Je ne suis pas là pour refourguer ma came à tout prix et dire que le foot italien est beau, revient au top etc… mais attention, je ne dois pas tomber dans l’excès inverse, être aigri, et voir tout en noir. Reste que je prends plus de plaisir à écrire/parler des dysfonctionnements, mettre un coup de projo sur les choses négatives, et on est servi avec le foot italien. J’aime aussi provoquer des remises en question, titiller le raisonnement de beaucoup de supporters, ça, ça ne passe pas toujours, je le vois sur les réseaux sociaux, les commentaires sous mes articles en ligne ou autre. Le feedback des lecteurs est important, faut aussi se remettre en question mais il ne faut pas se faire influencer. A un moment donné, je me suis même dit : « suis-je trop pessimiste ? » Et là, bim, l’Italie se fait sortir par la Suède. J’ai eu ma réponse.

L’expertise anéantit la passion, t’es d’accord avec ça ?

Je ne pense pas être concerné par ce dilemme, j’ai une approche bien à moi, et ça ne veut pas dire qu’elle est meilleure que celle des autres, après on va encore dire que je suis condescendant. J’ai rangé mon écharpe de tifoso depuis un moment, j’ai tout vécu, tout gagné avec le Milan et l’Italie et la génération que j’adorais. J’en ai rencontré/croisé certains d’ailleurs et suis parfois tombé de haut, donc je suis plutôt désenchanté. Faut faire une distinction, j’aime le sport et le foot dans leur entièreté, mais je ne m’extasie plus trop devant celui mainstream, j’ai moins la fibre, c’est devenu mon boulot aussi, si je peux passer une soirée sans, je ne m’en prive pas, ça surprend même ma femme, c’est dire. Je n’aime pas non plus spécialement parler foot, même avec mes potes, enfin pas sérieusement, les débats sont trop pollués par la subjectivité, donc ça fait vite passer l’envie.

Récemment tu étais sur place pour traiter du drame de Gênes, puis encore avant à Florence pour le décès d’Astori. Des sujets tragiques qui sortent du contexte sportif … Comment t’as vécu ça au sein de ton métier de journaliste ?

C’est un sentiment contrasté, d’un côté tu te sens comme “privilégié” de suivre de près ce genre d’événement, parce que c’est un concentré d’émotions. Les funérailles d’Astori, quand ils sont ressortis de l’église avec le cercueil avec les tifosi qui chantaient, j’ai chialé, je regardais mes collègues, j’étais le seul je crois, je ne sais pas comment ils faisaient pour ne pas craquer.

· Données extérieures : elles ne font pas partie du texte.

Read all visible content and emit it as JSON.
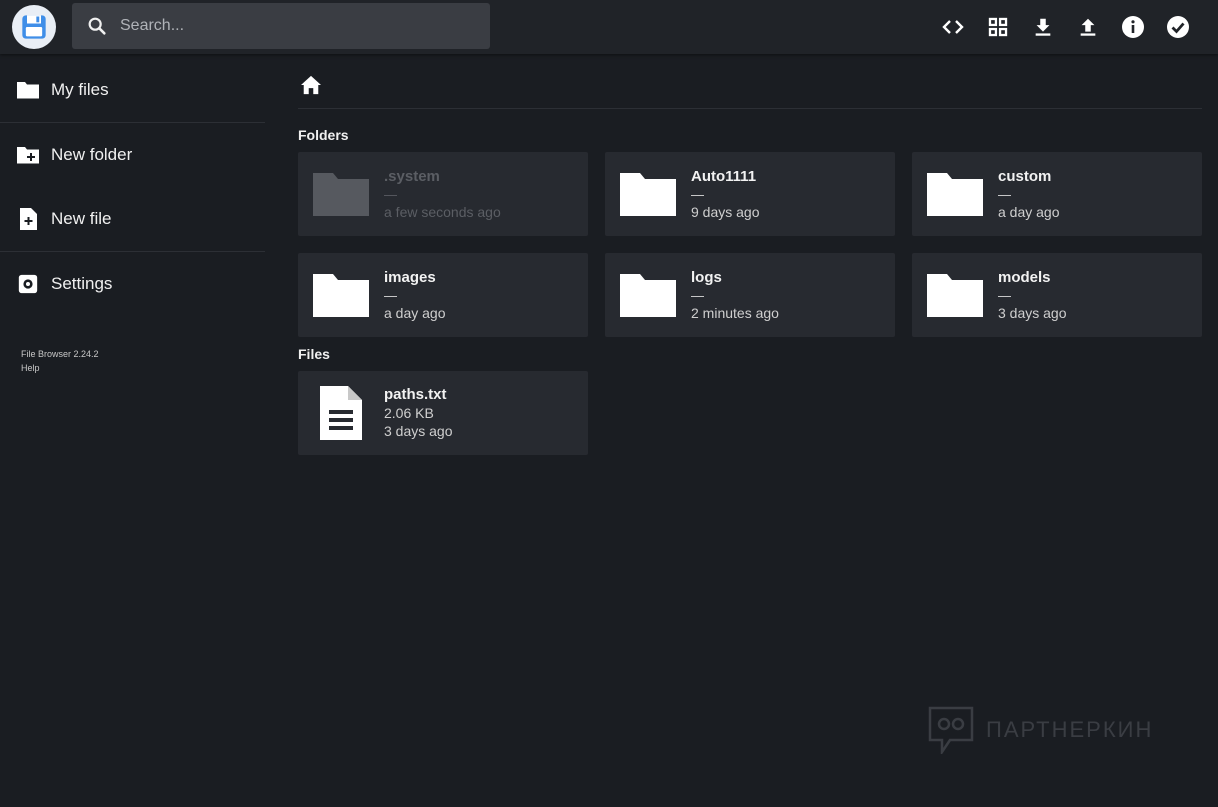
{
  "search": {
    "placeholder": "Search..."
  },
  "header_actions": [
    {
      "icon": "code-icon"
    },
    {
      "icon": "grid-view-icon"
    },
    {
      "icon": "download-icon"
    },
    {
      "icon": "upload-icon"
    },
    {
      "icon": "info-icon"
    },
    {
      "icon": "check-circle-icon"
    }
  ],
  "sidebar": {
    "items": [
      {
        "label": "My files",
        "icon": "folder-icon"
      },
      {
        "label": "New folder",
        "icon": "new-folder-icon"
      },
      {
        "label": "New file",
        "icon": "new-file-icon"
      },
      {
        "label": "Settings",
        "icon": "settings-icon"
      }
    ],
    "version": "File Browser 2.24.2",
    "help": "Help"
  },
  "breadcrumb": {
    "home_icon": "home-icon"
  },
  "sections": {
    "folders": "Folders",
    "files": "Files"
  },
  "folders": [
    {
      "name": ".system",
      "size": "—",
      "modified": "a few seconds ago",
      "dimmed": true
    },
    {
      "name": "Auto1111",
      "size": "—",
      "modified": "9 days ago"
    },
    {
      "name": "custom",
      "size": "—",
      "modified": "a day ago"
    },
    {
      "name": "images",
      "size": "—",
      "modified": "a day ago"
    },
    {
      "name": "logs",
      "size": "—",
      "modified": "2 minutes ago"
    },
    {
      "name": "models",
      "size": "—",
      "modified": "3 days ago"
    }
  ],
  "files": [
    {
      "name": "paths.txt",
      "size": "2.06 KB",
      "modified": "3 days ago"
    }
  ],
  "watermark": "ПАРТНЕРКИН",
  "colors": {
    "background": "#1a1d22",
    "card": "#272a30",
    "header": "#202328"
  }
}
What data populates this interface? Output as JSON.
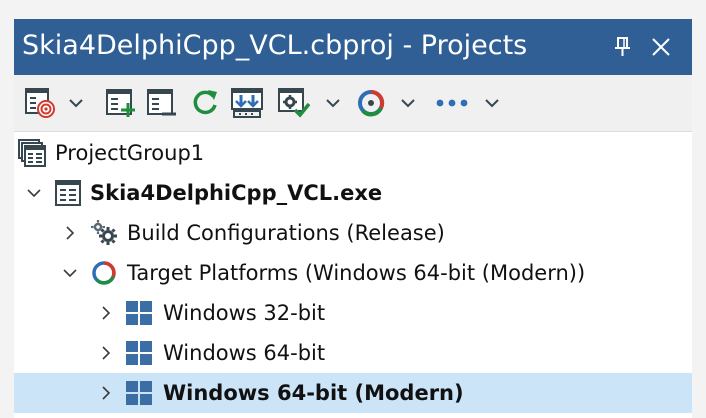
{
  "window": {
    "title": "Skia4DelphiCpp_VCL.cbproj - Projects",
    "title_bg": "#2f5f95",
    "pin_icon": "pin-icon",
    "close_icon": "close-icon"
  },
  "toolbar": {
    "buttons": [
      {
        "name": "build-target-icon",
        "has_dropdown": true
      },
      {
        "name": "add-new-project-icon",
        "has_dropdown": false
      },
      {
        "name": "remove-project-icon",
        "has_dropdown": false
      },
      {
        "name": "refresh-icon",
        "has_dropdown": false
      },
      {
        "name": "deploy-icon",
        "has_dropdown": false
      },
      {
        "name": "build-config-check-icon",
        "has_dropdown": true
      },
      {
        "name": "target-platform-icon",
        "has_dropdown": true
      },
      {
        "name": "more-icon",
        "has_dropdown": true
      }
    ]
  },
  "tree": {
    "selected_bg": "#cce4f7",
    "items": [
      {
        "label": "ProjectGroup1",
        "icon": "project-group-icon",
        "bold": false,
        "expander": "none",
        "indent": 0
      },
      {
        "label": "Skia4DelphiCpp_VCL.exe",
        "icon": "project-icon",
        "bold": true,
        "expander": "expanded",
        "indent": 1
      },
      {
        "label": "Build Configurations (Release)",
        "icon": "gear-icon",
        "bold": false,
        "expander": "collapsed",
        "indent": 2
      },
      {
        "label": "Target Platforms (Windows 64-bit (Modern))",
        "icon": "target-platforms-icon",
        "bold": false,
        "expander": "expanded",
        "indent": 2
      },
      {
        "label": "Windows 32-bit",
        "icon": "windows-icon",
        "bold": false,
        "expander": "collapsed",
        "indent": 3
      },
      {
        "label": "Windows 64-bit",
        "icon": "windows-icon",
        "bold": false,
        "expander": "collapsed",
        "indent": 3
      },
      {
        "label": "Windows 64-bit (Modern)",
        "icon": "windows-icon",
        "bold": true,
        "expander": "collapsed",
        "indent": 3,
        "selected": true
      }
    ]
  }
}
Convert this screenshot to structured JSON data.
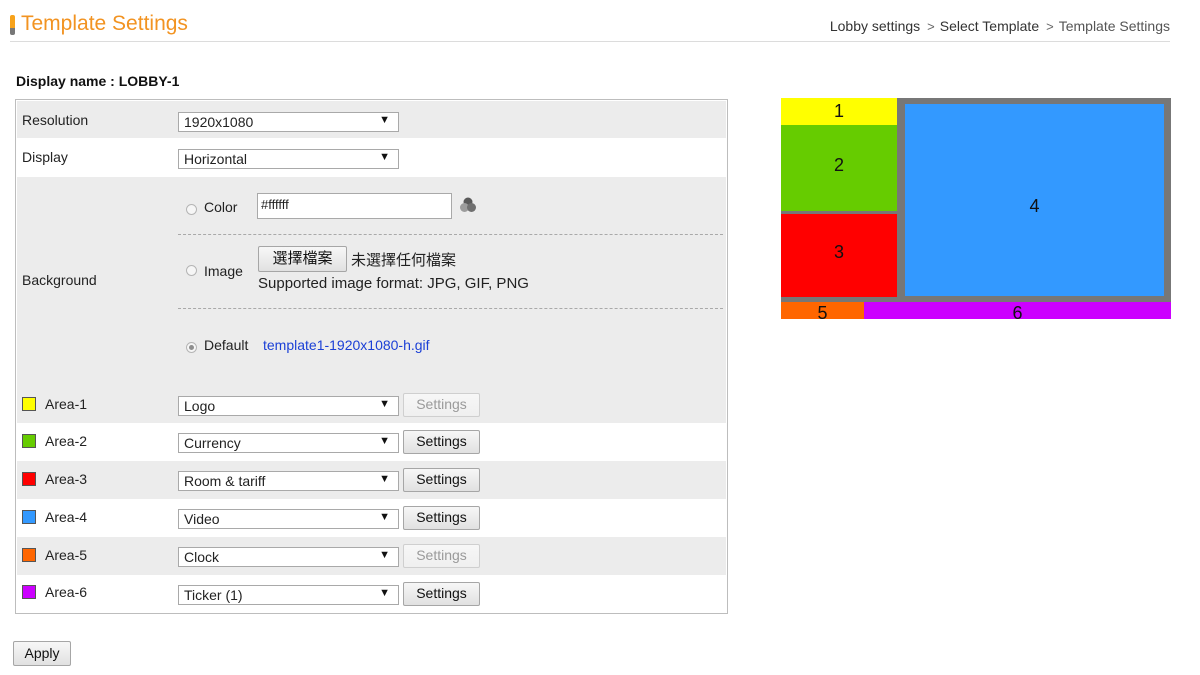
{
  "header": {
    "title": "Template Settings",
    "breadcrumb": {
      "item1": "Lobby settings",
      "sep1": ">",
      "item2": "Select Template",
      "sep2": ">",
      "current": "Template Settings"
    }
  },
  "display_name": "Display name :  LOBBY-1",
  "form": {
    "resolution": {
      "label": "Resolution",
      "value": "1920x1080"
    },
    "display": {
      "label": "Display",
      "value": "Horizontal"
    },
    "background": {
      "label": "Background",
      "color_label": "Color",
      "color_value": "#ffffff",
      "image_label": "Image",
      "choose_file_button": "選擇檔案",
      "no_file_text": "未選擇任何檔案",
      "supported_formats": "Supported image format: JPG, GIF, PNG",
      "default_label": "Default",
      "default_file": "template1-1920x1080-h.gif",
      "selected_option": "Default"
    },
    "areas": [
      {
        "label": "Area-1",
        "value": "Logo",
        "settings_label": "Settings",
        "settings_enabled": false,
        "color": "#ffff00"
      },
      {
        "label": "Area-2",
        "value": "Currency",
        "settings_label": "Settings",
        "settings_enabled": true,
        "color": "#66cc00"
      },
      {
        "label": "Area-3",
        "value": "Room & tariff",
        "settings_label": "Settings",
        "settings_enabled": true,
        "color": "#ff0000"
      },
      {
        "label": "Area-4",
        "value": "Video",
        "settings_label": "Settings",
        "settings_enabled": true,
        "color": "#3399ff"
      },
      {
        "label": "Area-5",
        "value": "Clock",
        "settings_label": "Settings",
        "settings_enabled": false,
        "color": "#ff6600"
      },
      {
        "label": "Area-6",
        "value": "Ticker (1)",
        "settings_label": "Settings",
        "settings_enabled": true,
        "color": "#cc00ff"
      }
    ],
    "apply_button": "Apply"
  },
  "preview": {
    "zones": [
      {
        "number": "1",
        "color": "#ffff00"
      },
      {
        "number": "2",
        "color": "#66cc00"
      },
      {
        "number": "3",
        "color": "#ff0000"
      },
      {
        "number": "4",
        "color": "#3399ff"
      },
      {
        "number": "5",
        "color": "#ff6600"
      },
      {
        "number": "6",
        "color": "#cc00ff"
      }
    ],
    "frame_color": "#777777"
  },
  "colors": {
    "accent": "#f29321",
    "link": "#1a3fd6",
    "row_gray": "#ececec"
  },
  "icons": {
    "color_picker": "color-picker-icon"
  }
}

D’un autre côté, tu aurais préféré ne pas devoir venir, et puis, tu te sens un peu voyeur aussi, mais bon, c’est notre métier d’aller sur place, sinon c’est du journalisme wikipedia comme dirait mon patron chez France Foot.

Aujourd’hui si tu devais retenir un papier ou un entretien ? Ce serait lequel ?

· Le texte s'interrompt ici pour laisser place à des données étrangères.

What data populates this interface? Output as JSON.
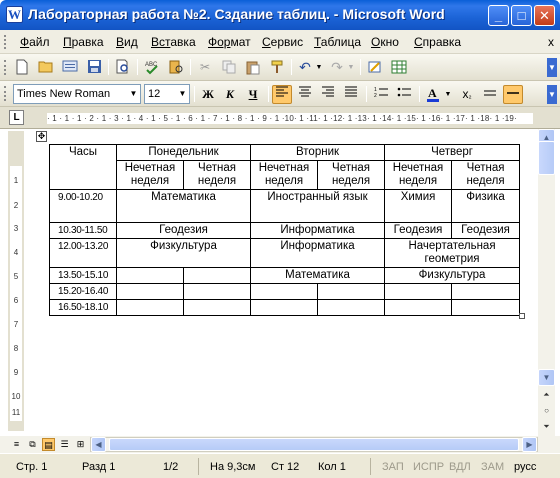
{
  "window": {
    "title": "Лабораторная работа №2. Сздание таблиц. - Microsoft Word",
    "app_icon": "W",
    "minimize": "_",
    "maximize": "□",
    "close": "✕"
  },
  "menu": {
    "items": [
      {
        "first": "Ф",
        "rest": "айл"
      },
      {
        "first": "П",
        "rest": "равка"
      },
      {
        "first": "В",
        "rest": "ид"
      },
      {
        "first": "Вст",
        "rest": "авка"
      },
      {
        "first": "Фор",
        "rest": "мат"
      },
      {
        "first": "С",
        "rest": "ервис"
      },
      {
        "first": "Т",
        "rest": "аблица"
      },
      {
        "first": "О",
        "rest": "кно"
      },
      {
        "first": "С",
        "rest": "правка"
      }
    ],
    "doc_close": "x"
  },
  "formatting": {
    "font": "Times New Roman",
    "size": "12",
    "bold": "Ж",
    "italic": "К",
    "underline": "Ч"
  },
  "ruler": {
    "scale": "· 1 · 1 · 1 · 2 · 1 · 3 · 1 · 4 · 1 · 5 · 1 · 6 · 1 · 7 · 1 · 8 · 1 · 9 · 1 ·10· 1 ·11· 1 ·12· 1 ·13· 1 ·14· 1 ·15· 1 ·16· 1 ·17· 1 ·18· 1 ·19·",
    "vertical": [
      "1",
      "2",
      "3",
      "4",
      "5",
      "6",
      "7",
      "8",
      "9",
      "10",
      "11"
    ]
  },
  "table": {
    "header": {
      "hours": "Часы",
      "days": [
        "Понедельник",
        "Вторник",
        "Четверг"
      ],
      "odd": "Нечетная неделя",
      "even": "Четная неделя"
    },
    "rows": [
      {
        "time": "9.00-10.20",
        "mon": "Математика",
        "tue": "Иностранный язык",
        "thu_odd": "Химия",
        "thu_even": "Физика"
      },
      {
        "time": "10.30-11.50",
        "mon": "Геодезия",
        "tue": "Информатика",
        "thu_odd": "Геодезия",
        "thu_even": "Геодезия"
      },
      {
        "time": "12.00-13.20",
        "mon": "Физкультура",
        "tue": "Информатика",
        "thu": "Начертательная геометрия"
      },
      {
        "time": "13.50-15.10",
        "tue": "Математика",
        "thu": "Физкультура"
      },
      {
        "time": "15.20-16.40"
      },
      {
        "time": "16.50-18.10"
      }
    ]
  },
  "status": {
    "page": "Стр. 1",
    "section": "Разд 1",
    "pages": "1/2",
    "at": "На 9,3см",
    "line": "Ст 12",
    "col": "Кол 1",
    "rec": "ЗАП",
    "trk": "ИСПР",
    "ext": "ВДЛ",
    "ovr": "ЗАМ",
    "lang": "русс"
  }
}
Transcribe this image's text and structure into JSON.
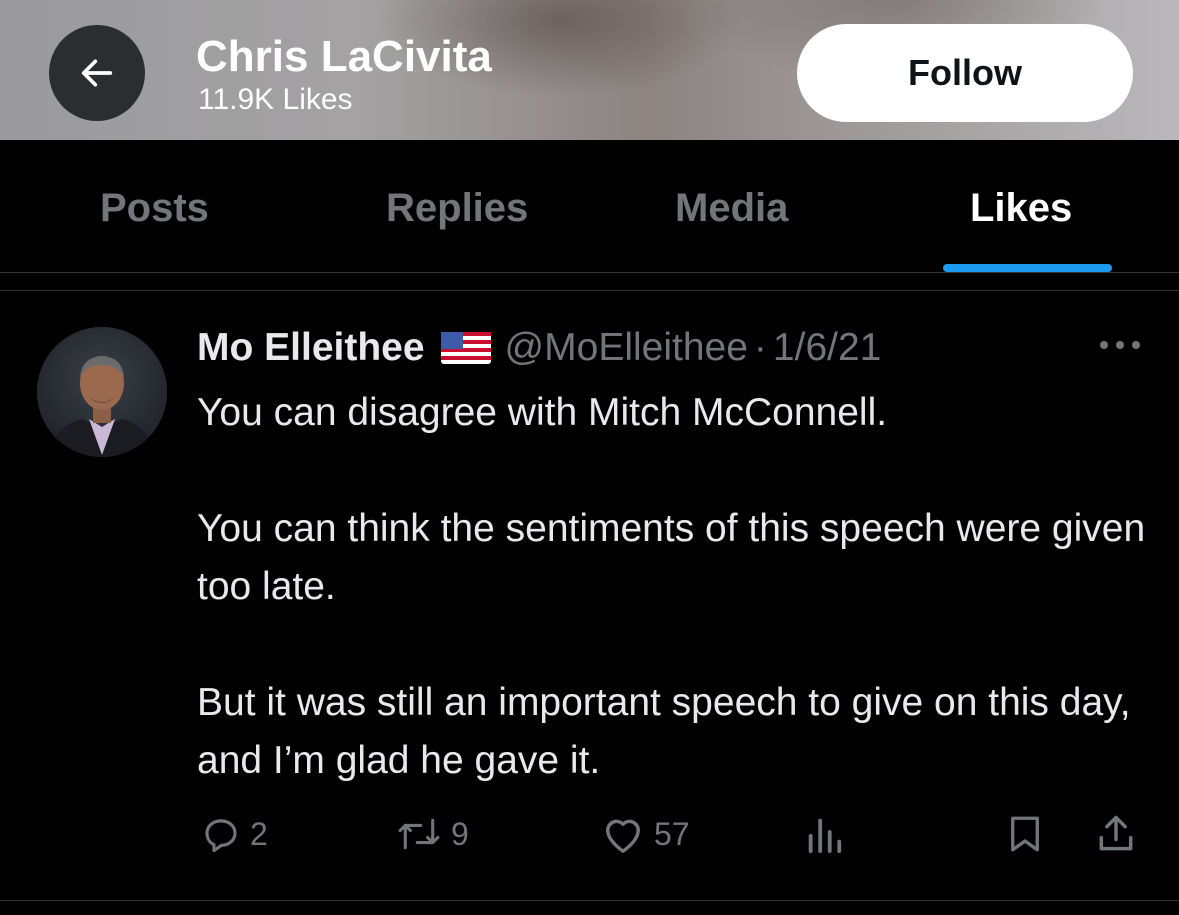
{
  "header": {
    "name": "Chris LaCivita",
    "likes_count": "11.9K Likes",
    "follow_label": "Follow",
    "back_icon": "arrow-left-icon"
  },
  "tabs": [
    {
      "label": "Posts",
      "active": false
    },
    {
      "label": "Replies",
      "active": false
    },
    {
      "label": "Media",
      "active": false
    },
    {
      "label": "Likes",
      "active": true
    }
  ],
  "tweet": {
    "author": "Mo Elleithee",
    "flag_icon": "us-flag-icon",
    "handle": "@MoElleithee",
    "separator": "·",
    "date": "1/6/21",
    "paragraphs": [
      "You can disagree with Mitch McConnell.",
      "You can think the sentiments of this speech were given too late.",
      "But it was still an important speech to give on this day, and I’m glad he gave it."
    ],
    "actions": {
      "replies": "2",
      "reposts": "9",
      "likes": "57"
    }
  },
  "colors": {
    "accent": "#1d9bf0",
    "muted": "#71767b",
    "text": "#e7e9ea",
    "background": "#000000"
  }
}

Franchement, je ne sais jamais trop quoi répondre à cette question, y’a eu de belles rencontres et de belles surprises, les interviews de joueurs célèbres, c’est gratifiant, mais ça reste assez cadré par les attachés de presse, y’a trop de retenu. Du coup, le plus épanouissant, c’est l’underground. J’avais aimé bosser sur l’histoire d’un prostitué transexuel génois de 70 ans et ancien gardien de but de la sélection militaire italienne pour So Foot, elle m’avait reçu dans sa petite chambre, dans un “carugo” et elle s’était confiée, un parcours difficile, mais elle était heureuse, une leçon de vie.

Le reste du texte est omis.